The outcomes of ECPR for COVID-19 patients remain unknown but may be considered in experienced centers with careful patient selection.  The best outcomes for ECPR prior to COVID-19 pandemic were in patients with cardiac arrest of presumed cardiac cause6. ECPR allows for cessation of CPR, which may reduce aerosol risks and provide the interventionalist the opportunity to revascularize severe coronary disease.

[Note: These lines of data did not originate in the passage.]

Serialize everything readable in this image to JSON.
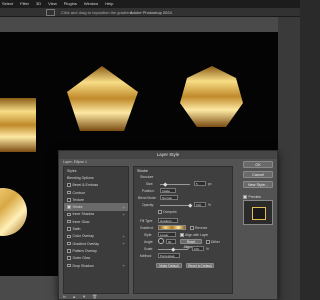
{
  "menubar": {
    "items": [
      "Select",
      "Filter",
      "3D",
      "View",
      "Plugins",
      "Window",
      "Help"
    ]
  },
  "options_bar": {
    "hint": "Click and drag to reposition the gradient",
    "app_title": "Adobe Photoshop 2024"
  },
  "colors": {
    "accent": "#e3bc53",
    "canvas": "#040404",
    "workspace": "#4a4a4a",
    "dialog_bg": "#535353"
  },
  "dialog": {
    "title": "Layer Style",
    "layer_name": "Layer: Ellipse 1",
    "styles_header": "Styles",
    "blending_options": "Blending Options",
    "effects": [
      {
        "label": "Bevel & Emboss",
        "checked": false,
        "plus": false
      },
      {
        "label": "Contour",
        "checked": false,
        "plus": false
      },
      {
        "label": "Texture",
        "checked": false,
        "plus": false
      },
      {
        "label": "Stroke",
        "checked": true,
        "plus": true,
        "selected": true
      },
      {
        "label": "Inner Shadow",
        "checked": false,
        "plus": true
      },
      {
        "label": "Inner Glow",
        "checked": false,
        "plus": false
      },
      {
        "label": "Satin",
        "checked": false,
        "plus": false
      },
      {
        "label": "Color Overlay",
        "checked": false,
        "plus": true
      },
      {
        "label": "Gradient Overlay",
        "checked": false,
        "plus": true
      },
      {
        "label": "Pattern Overlay",
        "checked": false,
        "plus": false
      },
      {
        "label": "Outer Glow",
        "checked": false,
        "plus": false
      },
      {
        "label": "Drop Shadow",
        "checked": false,
        "plus": true
      }
    ],
    "bottom_icons": [
      "fx-icon",
      "up-arrow-icon",
      "down-arrow-icon",
      "trash-icon"
    ],
    "stroke": {
      "section_title": "Stroke",
      "structure_title": "Structure",
      "size_label": "Size:",
      "size_value": "5",
      "size_unit": "px",
      "position_label": "Position:",
      "position_value": "Inside",
      "blend_mode_label": "Blend Mode:",
      "blend_mode_value": "Normal",
      "opacity_label": "Opacity:",
      "opacity_value": "100",
      "opacity_unit": "%",
      "overprint_label": "Overprint",
      "fill_type_label": "Fill Type:",
      "fill_type_value": "Gradient",
      "gradient_label": "Gradient:",
      "reverse_label": "Reverse",
      "style_label": "Style:",
      "style_value": "Linear",
      "align_label": "Align with Layer",
      "angle_label": "Angle:",
      "angle_value": "90",
      "reset_align_label": "Reset Alignment",
      "dither_label": "Dither",
      "scale_label": "Scale:",
      "scale_value": "100",
      "scale_unit": "%",
      "method_label": "Method:",
      "method_value": "Perceptual",
      "make_default": "Make Default",
      "reset_default": "Reset to Default"
    },
    "buttons": {
      "ok": "OK",
      "cancel": "Cancel",
      "new_style": "New Style...",
      "preview": "Preview"
    }
  }
}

CPR is a high-stress procedure that is heightened during the COVID-19 pandemic due to the additional concerns of exposure of HCWs and contamination of workspaces. It is imperative to establish a COVID-19 CCL protocol with considerations for cardiac arrest to provide effective resuscitation while protecting HCWs.

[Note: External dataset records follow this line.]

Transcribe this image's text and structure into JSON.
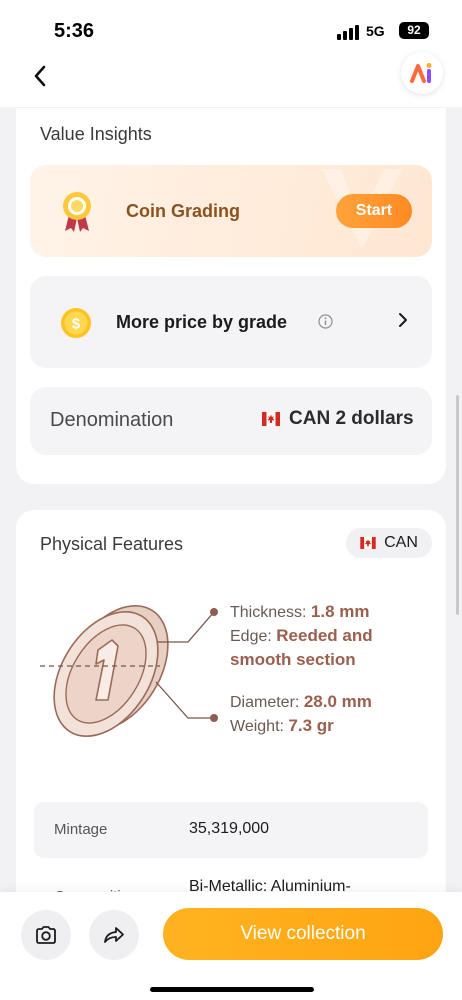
{
  "status": {
    "time": "5:36",
    "network": "5G",
    "battery": "92"
  },
  "nav": {
    "back_icon": "chevron-left-icon",
    "logo": "ai-app-logo"
  },
  "value_insights": {
    "title": "Value Insights",
    "grading": {
      "label": "Coin Grading",
      "button": "Start",
      "icon": "award-ribbon-icon"
    },
    "price": {
      "label": "More price by grade",
      "icon": "dollar-coin-icon",
      "info_icon": "info-icon",
      "chevron": "chevron-right-icon"
    },
    "denomination": {
      "label": "Denomination",
      "country": "CAN",
      "value": "2 dollars",
      "flag_icon": "canada-flag-icon"
    }
  },
  "physical": {
    "title": "Physical Features",
    "country_chip": "CAN",
    "thickness_label": "Thickness:",
    "thickness_value": "1.8 mm",
    "edge_label": "Edge:",
    "edge_value_1": "Reeded and",
    "edge_value_2": "smooth section",
    "diameter_label": "Diameter:",
    "diameter_value": "28.0 mm",
    "weight_label": "Weight:",
    "weight_value": "7.3 gr",
    "mintage_label": "Mintage",
    "mintage_value": "35,319,000",
    "composition_label": "Composition",
    "composition_value": "Bi-Metallic: Aluminium-"
  },
  "bottom": {
    "camera_icon": "camera-icon",
    "share_icon": "share-icon",
    "view_collection": "View collection"
  },
  "colors": {
    "accent": "#ffa412",
    "grading_text": "#8a5320",
    "feature_value": "#9b5f4d"
  }
}
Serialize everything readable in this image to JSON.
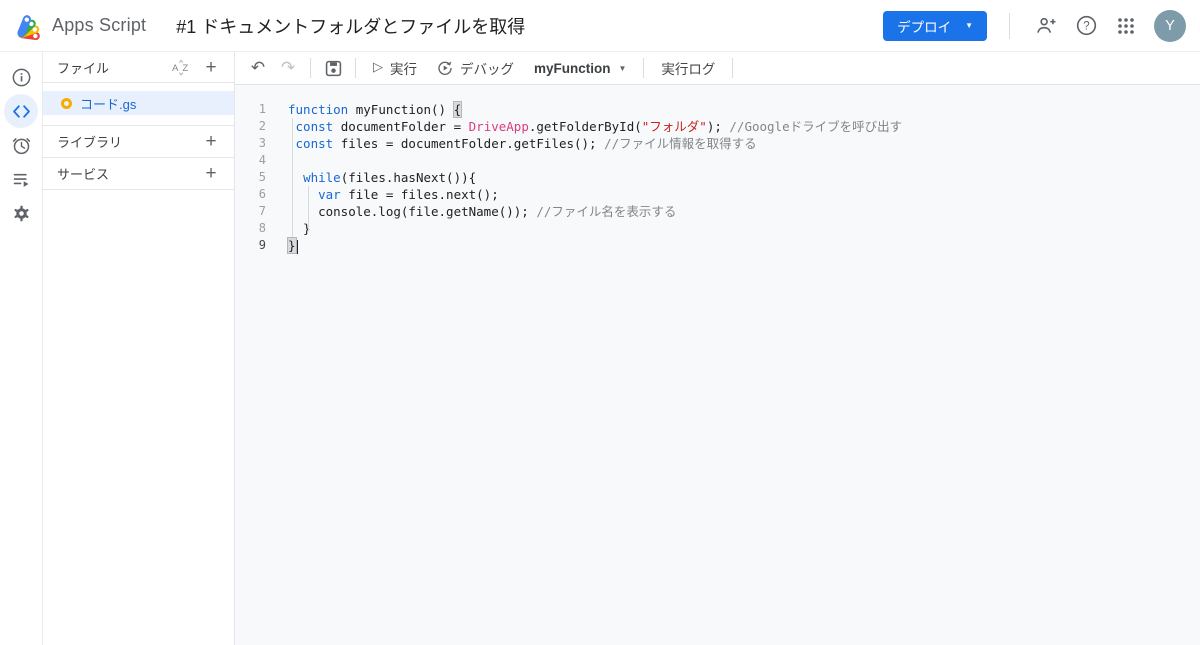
{
  "colors": {
    "accent_blue": "#1a73e8",
    "selected_bg": "#e8f0fe",
    "selected_text": "#1967d2",
    "icon_gray": "#5f6368",
    "editor_bg": "#f8f9fa",
    "avatar_bg": "#7e9ba9",
    "gs_icon_orange": "#f9ab00",
    "syntax": {
      "keyword": "#1967d2",
      "plain": "#202124",
      "builtin": "#d93d83",
      "string": "#c5221f",
      "comment": "#80868b"
    }
  },
  "header": {
    "app_name": "Apps Script",
    "project_title": "#1 ドキュメントフォルダとファイルを取得",
    "deploy_label": "デプロイ",
    "avatar_letter": "Y"
  },
  "files_panel": {
    "files_header": "ファイル",
    "files": [
      {
        "name": "コード.gs",
        "selected": true
      }
    ],
    "libraries_label": "ライブラリ",
    "services_label": "サービス"
  },
  "toolbar": {
    "undo_glyph": "↶",
    "redo_glyph": "↷",
    "run_glyph": "▷",
    "run_label": "実行",
    "debug_label": "デバッグ",
    "function_name": "myFunction",
    "execution_log_label": "実行ログ"
  },
  "editor": {
    "lines": [
      {
        "n": 1,
        "seg": [
          [
            "k",
            "function"
          ],
          [
            "p",
            " myFunction() "
          ],
          [
            "m",
            "{"
          ]
        ]
      },
      {
        "n": 2,
        "seg": [
          [
            "p",
            " "
          ],
          [
            "k",
            "const"
          ],
          [
            "p",
            " documentFolder = "
          ],
          [
            "b",
            "DriveApp"
          ],
          [
            "p",
            ".getFolderById("
          ],
          [
            "s",
            "\"フォルダ\""
          ],
          [
            "p",
            "); "
          ],
          [
            "c",
            "//Googleドライブを呼び出す"
          ]
        ]
      },
      {
        "n": 3,
        "seg": [
          [
            "p",
            " "
          ],
          [
            "k",
            "const"
          ],
          [
            "p",
            " files = documentFolder.getFiles(); "
          ],
          [
            "c",
            "//ファイル情報を取得する"
          ]
        ]
      },
      {
        "n": 4,
        "seg": []
      },
      {
        "n": 5,
        "seg": [
          [
            "p",
            "  "
          ],
          [
            "k",
            "while"
          ],
          [
            "p",
            "(files.hasNext()){"
          ]
        ]
      },
      {
        "n": 6,
        "seg": [
          [
            "p",
            "    "
          ],
          [
            "k",
            "var"
          ],
          [
            "p",
            " file = files.next();"
          ]
        ]
      },
      {
        "n": 7,
        "seg": [
          [
            "p",
            "    console.log(file.getName()); "
          ],
          [
            "c",
            "//ファイル名を表示する"
          ]
        ]
      },
      {
        "n": 8,
        "seg": [
          [
            "p",
            "  }"
          ]
        ]
      },
      {
        "n": 9,
        "seg": [
          [
            "m",
            "}"
          ]
        ],
        "active": true,
        "cursor": true
      }
    ]
  }
}
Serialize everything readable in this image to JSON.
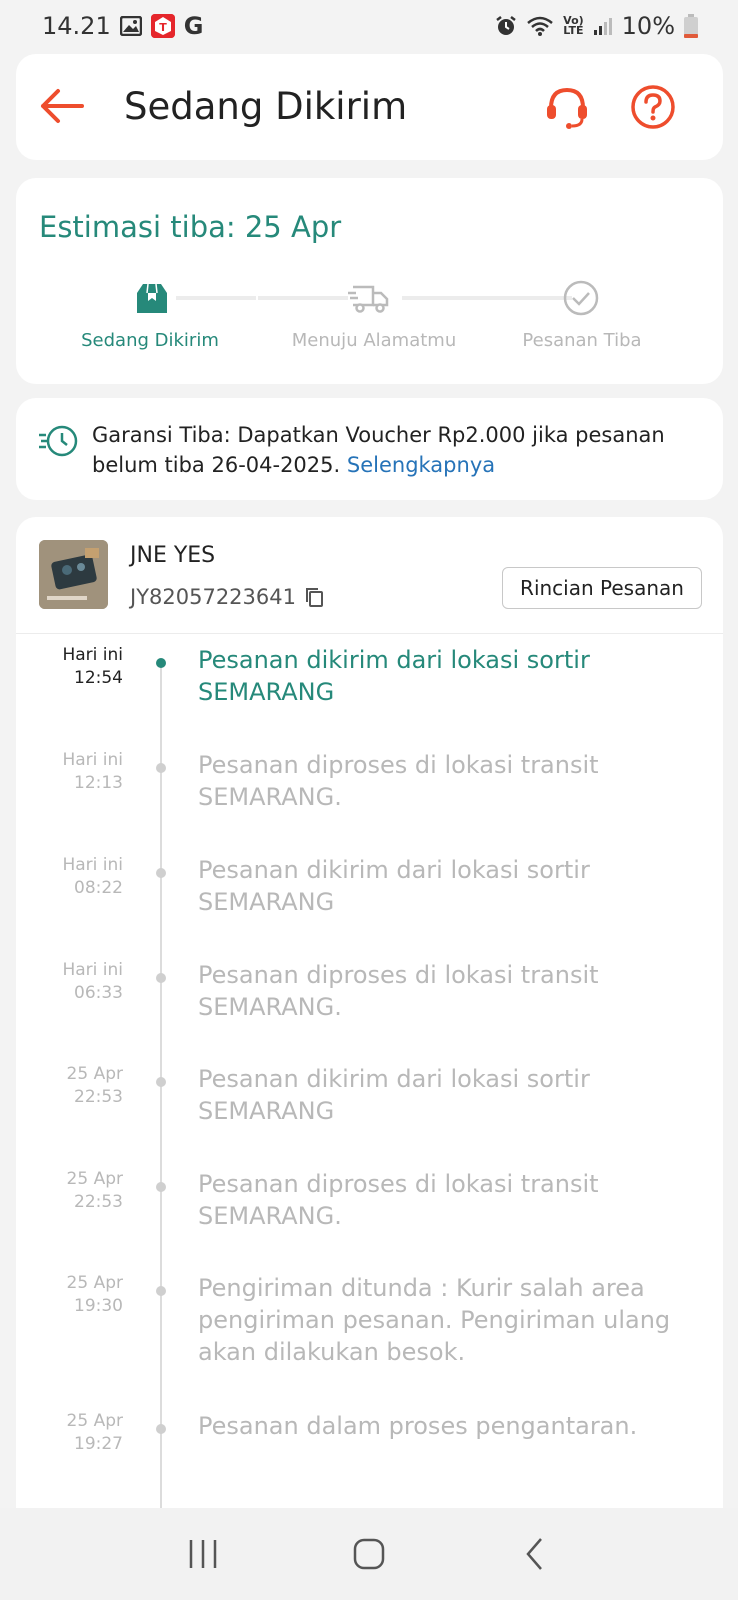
{
  "status_bar": {
    "time": "14.21",
    "app_g": "G",
    "net_top": "Vo)",
    "net_bottom": "LTE",
    "battery": "10%"
  },
  "header": {
    "title": "Sedang Dikirim"
  },
  "estimate": {
    "title": "Estimasi tiba: 25 Apr",
    "steps": [
      {
        "label": "Sedang Dikirim",
        "icon": "box-icon",
        "active": true
      },
      {
        "label": "Menuju Alamatmu",
        "icon": "truck-icon",
        "active": false
      },
      {
        "label": "Pesanan Tiba",
        "icon": "check-circle-icon",
        "active": false
      }
    ]
  },
  "guarantee": {
    "text": "Garansi Tiba: Dapatkan Voucher Rp2.000 jika pesanan belum tiba 26-04-2025.",
    "link": "Selengkapnya"
  },
  "shipment": {
    "courier": "JNE YES",
    "tracking_number": "JY82057223641",
    "detail_button": "Rincian Pesanan"
  },
  "timeline": [
    {
      "day": "Hari ini",
      "time": "12:54",
      "text": "Pesanan dikirim dari lokasi sortir SEMARANG",
      "active": true
    },
    {
      "day": "Hari ini",
      "time": "12:13",
      "text": "Pesanan diproses di lokasi transit SEMARANG.",
      "active": false
    },
    {
      "day": "Hari ini",
      "time": "08:22",
      "text": "Pesanan dikirim dari lokasi sortir SEMARANG",
      "active": false
    },
    {
      "day": "Hari ini",
      "time": "06:33",
      "text": "Pesanan diproses di lokasi transit SEMARANG.",
      "active": false
    },
    {
      "day": "25 Apr",
      "time": "22:53",
      "text": "Pesanan dikirim dari lokasi sortir SEMARANG",
      "active": false
    },
    {
      "day": "25 Apr",
      "time": "22:53",
      "text": "Pesanan diproses di lokasi transit SEMARANG.",
      "active": false
    },
    {
      "day": "25 Apr",
      "time": "19:30",
      "text": "Pengiriman ditunda : Kurir salah area pengiriman pesanan. Pengiriman ulang akan dilakukan besok.",
      "active": false
    },
    {
      "day": "25 Apr",
      "time": "19:27",
      "text": "Pesanan dalam proses pengantaran.",
      "active": false
    }
  ],
  "colors": {
    "accent": "#ee4d2d",
    "teal": "#26897a",
    "link": "#2673b8",
    "muted": "#b8b8b8"
  }
}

  1. Guo T, Fan Y, Chen M, et al. Cardiovascular Implications of Fatal Outcomes of Patients With Coronavirus Disease 2019 (COVID-19). JAMA Cardiol. 2020 Mar 27;e201017.
  2. Shao F, Xu S, Ma X, et al. In-hospital Cardiac Arrest Outcomes Among Patients With COVID-19 Pneumonia in Wuhan, China. Resuscitation. 2020 Jun;151:18‐23 [published online ahead of print, 2020 Apr 10].
  3. Lotun K, Truong HT, Cha K-C, et al. Cardiac Arrest in the Cardiac Catheterization Laboratory: Combining Mechanical Chest Compressions and Percutaneous LV Assistance. JACC Cardiovasc Interv. 2019 Sep 23;12(18):1840-1849.
  4. Edelson DP, Sasson C, Chan PS, et al. Interim Guidance for Basic and Advanced Life Support in Adults, Children, and Neonates With Suspected or Confirmed COVID-19Circulation. 2020 Apr 9 [published online ahead of print, 2020 Apr 9].
  5. Mahmud E, Dauerman HL, Welt FG, et al. Management of Acute Myocardial Infarction During the COVID-19 Pandemic. J Am Coll Cardiol. 2020 Apr 21;S0375-1097(20)35026-9.
  6. Bartos JA, Grunau B, Carlson C, et al. Improved Survival With Extracorporeal Cardiopulmonary Resuscitation Despite Progressive Metabolic Derangement Associated With Prolonged Resuscitation. Circulation. 2020 Mar 17;141(11):877-886.


Figure 1. Undesirable direct radiation exposure during manual compression in the cath lab. Aerosol exposure to the rescuer is also expected during resuscitation of a COVID-19 patient.


Figure 2. Angiogram performed during active mechanical chest compression.